Neurological disorders affecting speech production adversely impact quality of life for over 7 million individuals in the US. Traditional speech interfaces like eyetracking devices and P300 spellers are slow and unnatural for these patients. An alternative solution, speech Brain-Computer Interfaces (BCIs), directly decodes speech characteristics, offering a more natural communication mechanism. This research explores the feasibility of decoding speech features using non-invasive EEG. Nine neurologically intact participants were equipped with a 63-channel EEG system with additional sensors to eliminate eye artifacts.

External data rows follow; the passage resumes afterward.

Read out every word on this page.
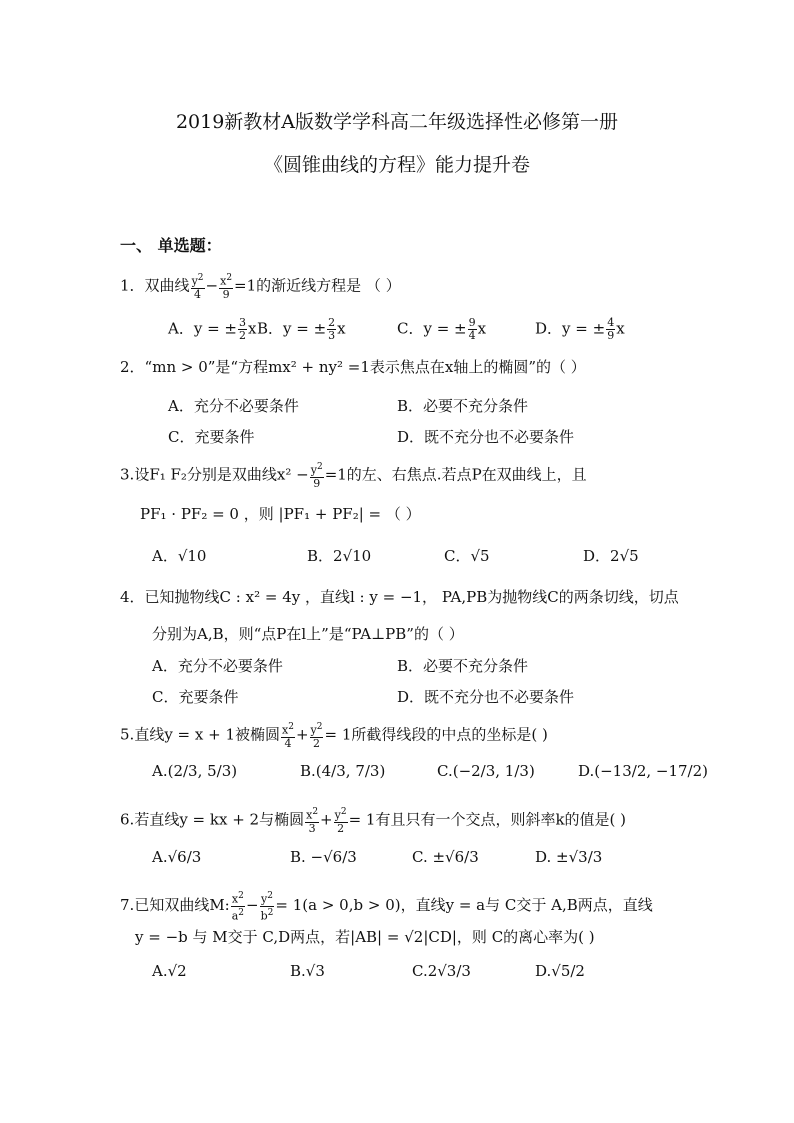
2019新教材A版数学学科高二年级选择性必修第一册
《圆锥曲线的方程》能力提升卷
一、 单选题：
1．双曲线 $\frac{y^2}{4} - \frac{x^2}{9} =1$的渐近线方程是 （ ）
A．y = ± $\frac{3}{2}$ x B．y = ± $\frac{2}{3}$ x	C．y = ± $\frac{9}{4}$ x	D．y = ± $\frac{4}{9}$ x
2．“mn > 0”是“方程mx² + ny² =1表示焦点在x轴上的椭圆”的（ ）
A．充分不必要条件	B．必要不充分条件
C．充要条件	D．既不充分也不必要条件
3.设F₁ F₂分别是双曲线$x^2 - \frac{y^2}{9} =1$的左、右焦点.若点P在双曲线上，且
PF₁ · PF₂ = 0 ，则 |PF₁ + PF₂| = （ ）
A．√10	B．2√10	C．√5	D．2√5
4．已知抛物线C : x² = 4y ，直线l : y = −1， PA,PB为抛物线C的两条切线，切点
分别为A,B，则“点P在l上”是“PA⊥PB”的（ ）
A．充分不必要条件	B．必要不充分条件
C．充要条件	D．既不充分也不必要条件
5.直线y = x + 1被椭圆 $\frac{x^2}{4} + \frac{y^2}{2} = 1$所截得线段的中点的坐标是( )
A.(2/3, 5/3)	B.(4/3, 7/3)	C.(−2/3, 1/3)	D.(−13/2, −17/2)
6.若直线y = kx + 2与椭圆 $\frac{x^2}{3} + \frac{y^2}{2} = 1$有且只有一个交点，则斜率k的值是( )
A.√6/3	B. −√6/3	C. ±√6/3	D. ±√3/3
7.已知双曲线M: $\frac{x^2}{a^2} - \frac{y^2}{b^2} = 1(a > 0,b > 0)$，直线y = a与 C交于 A,B两点，直线
y = −b 与 M交于 C,D两点，若|AB| = √2|CD|，则 C的离心率为( )
A.√2	B.√3	C.2√3/3	D.√5/2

Participants read aloud sentences displayed on a screen selected for phonetic similarity to the English language. Deep learning models, including Convolutional Neural Networks and Recurrent Neural Networks with and without attention modules, were optimized with a focus on minimizing trainable parameters and utilizing small input window sizes for real-time application. These models were employed for discrete and continuous speech decoding tasks, achieving statistically significant participant-independent decoding performance for discrete classes and continuous characteristics of the produced audio signal. A frequency sub-band analysis highlighted the significance of certain frequency bands (delta, theta, and gamma) for decoding performance, and a perturbation analysis was used to identify crucial channels. Assessed channel selection methods did not significantly improve performance, suggesting a distributed representation of speech information encoded in the EEG signals. Leave-One-Out training demonstrated the feasibility of utilizing common speech neural correlates, reducing data collection requirements from individual participants.

Keywords: Electroencephalography; Electromyography removal; attention networks; convolutional neural networks; deep learning; recurrent neural networks; speech decoding.

Creative Commons Attribution license.